ATC Makena Holdings is in the process of turning the Makena resort into a resort community that includes a 76-room hotel, multifamily condominium units, spa hales and nine beach cottages, according to documents filed with the Maui Planning Commission.
“We are excited to partner with Ares and SMW Hospitality to acquire one of Hawaii’s iconic luxury hotels,” said Sean Hehir, president and CEO of Trinity Investments. “Having invested in hotel properties across Hawaii since our inception, we are intimately familiar with the market’s nuances and demand drivers. This transaction represents a unique opportunity to own a marquee hotel that will benefit greatly from our ownership experience and proven operating platform.”
Trinity’s past investments on Maui include the Kea Lani Resort in Wailea, Embassy Suites Kaanapali and Wailea 670, which is currently called Honua’ula, according to its website.
“The Ritz-Carlton is one of Maui’s iconic properties, and it’s a welcome addition to our hotel investment portfolio,” said Managing Director Nolan Hecht of Square Mile Capital Management on behalf of SMW Hospitality. “It also represents our entry into Hawaii in spectacular fashion, alongside two great partners in Ares Management and Trinity Investments.”
Square Mile Capital Management, based in New York, is a real estate finance and investment management firm. Ares is a publicly traded asset manager with $97 billion of assets at the end of the third quarter, according to the news release.
The Ritz-Carlton, Kapalua amenities include a 17,500-square-foot spa; a three-tiered swimming pool; a fitness center; a 4,844-square-foot retail arcade; priority access to two championship golf courses, The Bay Course and The Plantation Course; and instruction at Kapalua Golf Academy, according to the news release.
The property also features 32,000 square feet of meeting space in addition to restaurants, including The Banyan Tree, Kai Sushi, The Beach House, Alaloa Lounge, The Pool Bar & Cafe, The Terrace and Aina Gourmet Market, according to the news release.
The resort was built in 1992 by Maui Land & Pineapple Co., which moved the resort footprint following the discovery of ancient burials and protests by Native Hawaiians. ML&P sold the resort to a joint venture, including Goldman Sachs Group and Gencom Group in 2006.
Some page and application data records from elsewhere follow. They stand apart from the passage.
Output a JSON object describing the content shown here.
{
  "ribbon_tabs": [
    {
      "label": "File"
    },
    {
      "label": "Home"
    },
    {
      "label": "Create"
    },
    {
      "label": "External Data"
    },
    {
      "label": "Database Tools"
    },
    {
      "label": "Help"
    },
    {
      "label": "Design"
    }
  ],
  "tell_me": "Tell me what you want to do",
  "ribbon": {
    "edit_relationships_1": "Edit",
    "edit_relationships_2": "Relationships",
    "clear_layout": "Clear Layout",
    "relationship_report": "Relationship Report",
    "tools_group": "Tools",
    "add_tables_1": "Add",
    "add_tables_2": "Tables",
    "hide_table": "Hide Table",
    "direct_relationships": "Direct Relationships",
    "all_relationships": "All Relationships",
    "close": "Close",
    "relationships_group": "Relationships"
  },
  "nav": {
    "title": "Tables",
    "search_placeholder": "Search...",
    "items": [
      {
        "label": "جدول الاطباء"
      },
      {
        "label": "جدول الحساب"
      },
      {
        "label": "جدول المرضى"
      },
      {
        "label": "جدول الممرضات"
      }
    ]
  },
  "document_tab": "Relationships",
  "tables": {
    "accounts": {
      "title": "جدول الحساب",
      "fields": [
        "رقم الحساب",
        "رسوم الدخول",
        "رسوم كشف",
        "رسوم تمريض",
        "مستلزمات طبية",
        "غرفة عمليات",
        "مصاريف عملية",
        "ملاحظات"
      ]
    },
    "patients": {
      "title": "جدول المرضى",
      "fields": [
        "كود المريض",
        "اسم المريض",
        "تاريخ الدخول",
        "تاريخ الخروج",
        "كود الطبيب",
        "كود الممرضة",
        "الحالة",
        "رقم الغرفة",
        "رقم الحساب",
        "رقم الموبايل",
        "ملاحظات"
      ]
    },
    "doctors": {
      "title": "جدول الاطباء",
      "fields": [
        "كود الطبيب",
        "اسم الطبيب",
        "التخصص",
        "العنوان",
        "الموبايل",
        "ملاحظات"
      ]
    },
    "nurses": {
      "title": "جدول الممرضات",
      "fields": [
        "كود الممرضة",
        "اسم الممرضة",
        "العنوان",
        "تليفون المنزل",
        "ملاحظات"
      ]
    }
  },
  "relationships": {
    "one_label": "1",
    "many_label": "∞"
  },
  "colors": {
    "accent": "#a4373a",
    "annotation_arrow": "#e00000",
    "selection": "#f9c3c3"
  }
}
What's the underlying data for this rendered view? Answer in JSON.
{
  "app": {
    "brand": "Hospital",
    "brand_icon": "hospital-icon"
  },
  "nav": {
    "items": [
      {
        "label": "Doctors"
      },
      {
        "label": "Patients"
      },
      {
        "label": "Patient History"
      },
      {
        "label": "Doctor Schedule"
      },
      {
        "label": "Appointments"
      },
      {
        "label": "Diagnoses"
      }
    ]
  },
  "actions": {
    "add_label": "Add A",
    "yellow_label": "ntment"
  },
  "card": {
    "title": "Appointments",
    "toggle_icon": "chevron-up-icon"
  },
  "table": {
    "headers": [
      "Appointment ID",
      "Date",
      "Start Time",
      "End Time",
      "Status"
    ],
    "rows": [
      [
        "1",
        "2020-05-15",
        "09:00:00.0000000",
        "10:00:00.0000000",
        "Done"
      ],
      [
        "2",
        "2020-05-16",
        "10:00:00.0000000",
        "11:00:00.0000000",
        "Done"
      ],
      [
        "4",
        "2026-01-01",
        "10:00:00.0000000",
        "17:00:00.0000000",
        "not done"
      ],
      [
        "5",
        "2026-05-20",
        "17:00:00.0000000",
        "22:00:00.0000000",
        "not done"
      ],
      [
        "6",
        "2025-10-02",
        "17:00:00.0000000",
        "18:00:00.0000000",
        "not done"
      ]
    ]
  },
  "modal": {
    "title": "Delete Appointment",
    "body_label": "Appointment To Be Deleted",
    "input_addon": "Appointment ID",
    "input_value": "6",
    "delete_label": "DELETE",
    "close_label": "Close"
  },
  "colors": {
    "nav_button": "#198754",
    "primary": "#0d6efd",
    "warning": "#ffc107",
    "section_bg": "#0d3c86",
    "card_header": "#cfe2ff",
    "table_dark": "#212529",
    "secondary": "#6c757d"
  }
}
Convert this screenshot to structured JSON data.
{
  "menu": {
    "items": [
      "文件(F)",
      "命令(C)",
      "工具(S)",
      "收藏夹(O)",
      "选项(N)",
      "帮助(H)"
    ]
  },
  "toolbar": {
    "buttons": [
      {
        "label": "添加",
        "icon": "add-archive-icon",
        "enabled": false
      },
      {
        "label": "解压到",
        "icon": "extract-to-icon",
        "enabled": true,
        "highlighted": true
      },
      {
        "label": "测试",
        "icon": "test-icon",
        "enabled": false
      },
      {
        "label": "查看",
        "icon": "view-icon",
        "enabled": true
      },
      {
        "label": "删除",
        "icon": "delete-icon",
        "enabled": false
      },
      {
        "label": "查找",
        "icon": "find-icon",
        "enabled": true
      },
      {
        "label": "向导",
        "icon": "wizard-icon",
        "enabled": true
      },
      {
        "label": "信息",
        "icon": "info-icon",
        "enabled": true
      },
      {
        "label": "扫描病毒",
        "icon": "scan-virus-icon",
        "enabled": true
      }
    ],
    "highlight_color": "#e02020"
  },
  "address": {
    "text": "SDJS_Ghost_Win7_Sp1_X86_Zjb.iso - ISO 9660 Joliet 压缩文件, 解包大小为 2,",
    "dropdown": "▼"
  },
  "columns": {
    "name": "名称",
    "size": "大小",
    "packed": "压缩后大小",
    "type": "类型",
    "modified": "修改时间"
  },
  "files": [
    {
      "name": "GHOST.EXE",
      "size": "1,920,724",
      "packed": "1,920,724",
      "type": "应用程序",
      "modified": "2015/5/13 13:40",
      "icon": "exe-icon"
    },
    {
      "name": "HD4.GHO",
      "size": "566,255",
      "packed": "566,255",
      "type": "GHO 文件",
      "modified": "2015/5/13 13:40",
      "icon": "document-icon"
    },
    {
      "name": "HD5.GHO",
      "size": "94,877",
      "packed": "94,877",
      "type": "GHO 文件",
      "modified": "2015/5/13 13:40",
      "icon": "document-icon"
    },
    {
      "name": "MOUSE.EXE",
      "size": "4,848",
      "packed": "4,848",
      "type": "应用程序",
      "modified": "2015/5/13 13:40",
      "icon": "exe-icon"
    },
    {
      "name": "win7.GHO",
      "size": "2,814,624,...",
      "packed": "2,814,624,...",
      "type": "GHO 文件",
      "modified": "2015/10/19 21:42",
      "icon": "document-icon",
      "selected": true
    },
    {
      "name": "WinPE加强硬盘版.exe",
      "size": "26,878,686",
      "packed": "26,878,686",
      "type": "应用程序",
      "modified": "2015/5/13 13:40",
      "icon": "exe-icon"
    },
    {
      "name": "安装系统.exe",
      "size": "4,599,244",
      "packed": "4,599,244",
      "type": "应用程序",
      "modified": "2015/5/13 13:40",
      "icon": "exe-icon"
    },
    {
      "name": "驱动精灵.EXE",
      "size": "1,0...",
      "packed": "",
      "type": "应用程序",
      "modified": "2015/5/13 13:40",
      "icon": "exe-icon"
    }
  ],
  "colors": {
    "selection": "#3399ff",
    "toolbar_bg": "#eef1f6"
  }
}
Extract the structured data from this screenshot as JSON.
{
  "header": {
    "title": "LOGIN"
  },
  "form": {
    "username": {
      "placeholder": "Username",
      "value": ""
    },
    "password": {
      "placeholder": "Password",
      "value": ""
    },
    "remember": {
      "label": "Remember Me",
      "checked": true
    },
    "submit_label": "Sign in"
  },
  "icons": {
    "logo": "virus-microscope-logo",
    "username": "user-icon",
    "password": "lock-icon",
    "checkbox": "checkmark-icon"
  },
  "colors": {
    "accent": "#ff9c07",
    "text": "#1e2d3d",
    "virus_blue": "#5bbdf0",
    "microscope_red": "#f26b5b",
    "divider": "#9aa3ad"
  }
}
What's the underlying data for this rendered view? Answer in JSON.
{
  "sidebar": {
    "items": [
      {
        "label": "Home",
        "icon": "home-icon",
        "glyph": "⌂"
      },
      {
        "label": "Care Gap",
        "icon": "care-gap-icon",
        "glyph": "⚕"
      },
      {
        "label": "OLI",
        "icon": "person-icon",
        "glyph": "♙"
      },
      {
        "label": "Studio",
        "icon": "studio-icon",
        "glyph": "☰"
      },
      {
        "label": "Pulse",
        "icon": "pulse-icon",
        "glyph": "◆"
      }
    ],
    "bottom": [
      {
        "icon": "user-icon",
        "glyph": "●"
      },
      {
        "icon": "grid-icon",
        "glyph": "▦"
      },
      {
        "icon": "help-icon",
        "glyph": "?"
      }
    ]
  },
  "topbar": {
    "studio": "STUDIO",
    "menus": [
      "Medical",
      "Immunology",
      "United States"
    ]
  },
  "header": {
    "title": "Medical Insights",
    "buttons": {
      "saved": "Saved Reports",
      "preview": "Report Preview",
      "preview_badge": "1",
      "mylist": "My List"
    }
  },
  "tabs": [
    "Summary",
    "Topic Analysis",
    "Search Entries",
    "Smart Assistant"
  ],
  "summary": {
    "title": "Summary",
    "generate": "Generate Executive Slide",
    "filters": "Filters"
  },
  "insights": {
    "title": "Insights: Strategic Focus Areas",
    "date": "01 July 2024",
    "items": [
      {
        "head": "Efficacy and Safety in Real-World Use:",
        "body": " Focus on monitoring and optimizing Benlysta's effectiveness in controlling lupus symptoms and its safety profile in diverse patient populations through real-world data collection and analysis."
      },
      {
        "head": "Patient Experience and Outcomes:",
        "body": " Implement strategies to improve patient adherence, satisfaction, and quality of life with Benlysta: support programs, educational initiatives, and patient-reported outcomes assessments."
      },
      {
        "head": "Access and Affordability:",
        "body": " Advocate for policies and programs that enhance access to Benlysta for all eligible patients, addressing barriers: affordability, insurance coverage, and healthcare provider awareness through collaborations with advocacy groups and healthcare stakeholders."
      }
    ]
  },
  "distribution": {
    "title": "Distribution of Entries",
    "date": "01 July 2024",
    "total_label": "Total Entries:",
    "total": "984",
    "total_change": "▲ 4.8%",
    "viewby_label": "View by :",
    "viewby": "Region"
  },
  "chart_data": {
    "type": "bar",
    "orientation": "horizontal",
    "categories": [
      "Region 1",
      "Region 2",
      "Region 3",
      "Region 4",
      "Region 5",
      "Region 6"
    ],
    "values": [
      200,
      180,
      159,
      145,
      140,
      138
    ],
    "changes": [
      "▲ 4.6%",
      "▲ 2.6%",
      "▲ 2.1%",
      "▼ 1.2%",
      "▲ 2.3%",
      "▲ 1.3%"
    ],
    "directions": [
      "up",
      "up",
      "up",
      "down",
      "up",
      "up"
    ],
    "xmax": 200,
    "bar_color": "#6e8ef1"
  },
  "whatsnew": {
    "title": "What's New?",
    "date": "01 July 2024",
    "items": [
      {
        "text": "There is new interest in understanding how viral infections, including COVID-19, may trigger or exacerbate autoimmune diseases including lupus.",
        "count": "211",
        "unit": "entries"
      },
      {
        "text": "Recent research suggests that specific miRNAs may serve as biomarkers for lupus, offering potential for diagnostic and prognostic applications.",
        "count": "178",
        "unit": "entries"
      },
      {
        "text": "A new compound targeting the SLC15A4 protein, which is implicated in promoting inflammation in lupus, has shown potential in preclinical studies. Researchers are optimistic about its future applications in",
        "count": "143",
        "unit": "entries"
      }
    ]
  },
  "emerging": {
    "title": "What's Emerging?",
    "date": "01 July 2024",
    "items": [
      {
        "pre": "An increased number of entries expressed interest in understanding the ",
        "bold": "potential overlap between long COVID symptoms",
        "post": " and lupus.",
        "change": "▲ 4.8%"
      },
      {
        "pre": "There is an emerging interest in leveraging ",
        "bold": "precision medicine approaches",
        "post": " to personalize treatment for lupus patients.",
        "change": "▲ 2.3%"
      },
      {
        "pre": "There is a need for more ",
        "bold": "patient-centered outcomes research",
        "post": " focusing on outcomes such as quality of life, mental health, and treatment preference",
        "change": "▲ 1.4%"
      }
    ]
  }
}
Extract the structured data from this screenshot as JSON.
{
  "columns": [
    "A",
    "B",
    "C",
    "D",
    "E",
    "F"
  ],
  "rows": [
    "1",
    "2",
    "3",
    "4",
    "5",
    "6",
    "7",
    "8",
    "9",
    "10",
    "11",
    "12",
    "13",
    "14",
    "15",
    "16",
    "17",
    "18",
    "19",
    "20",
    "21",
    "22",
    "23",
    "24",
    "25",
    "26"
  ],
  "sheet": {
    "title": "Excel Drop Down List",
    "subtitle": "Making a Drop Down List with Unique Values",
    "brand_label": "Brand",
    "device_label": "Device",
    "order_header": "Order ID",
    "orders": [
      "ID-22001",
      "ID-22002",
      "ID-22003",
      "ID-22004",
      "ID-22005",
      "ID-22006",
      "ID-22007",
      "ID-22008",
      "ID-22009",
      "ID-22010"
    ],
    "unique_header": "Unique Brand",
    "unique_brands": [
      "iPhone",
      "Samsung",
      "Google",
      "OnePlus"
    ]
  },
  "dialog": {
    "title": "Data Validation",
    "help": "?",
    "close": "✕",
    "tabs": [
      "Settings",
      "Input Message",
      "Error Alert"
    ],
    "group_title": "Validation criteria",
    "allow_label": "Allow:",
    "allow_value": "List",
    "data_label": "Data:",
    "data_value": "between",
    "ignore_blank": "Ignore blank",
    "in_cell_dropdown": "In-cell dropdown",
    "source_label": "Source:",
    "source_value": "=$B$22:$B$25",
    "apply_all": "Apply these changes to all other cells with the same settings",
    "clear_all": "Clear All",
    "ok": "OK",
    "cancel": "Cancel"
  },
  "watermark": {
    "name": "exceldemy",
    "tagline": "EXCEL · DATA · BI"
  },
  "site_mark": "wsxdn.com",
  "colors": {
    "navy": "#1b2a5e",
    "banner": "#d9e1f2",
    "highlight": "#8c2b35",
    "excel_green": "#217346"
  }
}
The resort was closed for part of 2007 for major renovations that included turning some of the rooms into condominiums. It reopened as the dark economic clouds of the Great Recession began. The stock market collapsed, and Gencom defaulted on its Lehman loan with the debt reaching $300 million, according to published reports. Lenders foreclosed in March 2011 with $268 million owed.
In July 2011, Lehman, bidding with the debt it held against Gencom, obtained ownership of the resort with a $95 million bid. Woodridge Capital Partners and Colony Capital purchased the resort in February 2014 for $142 million, according to a Colliers International report.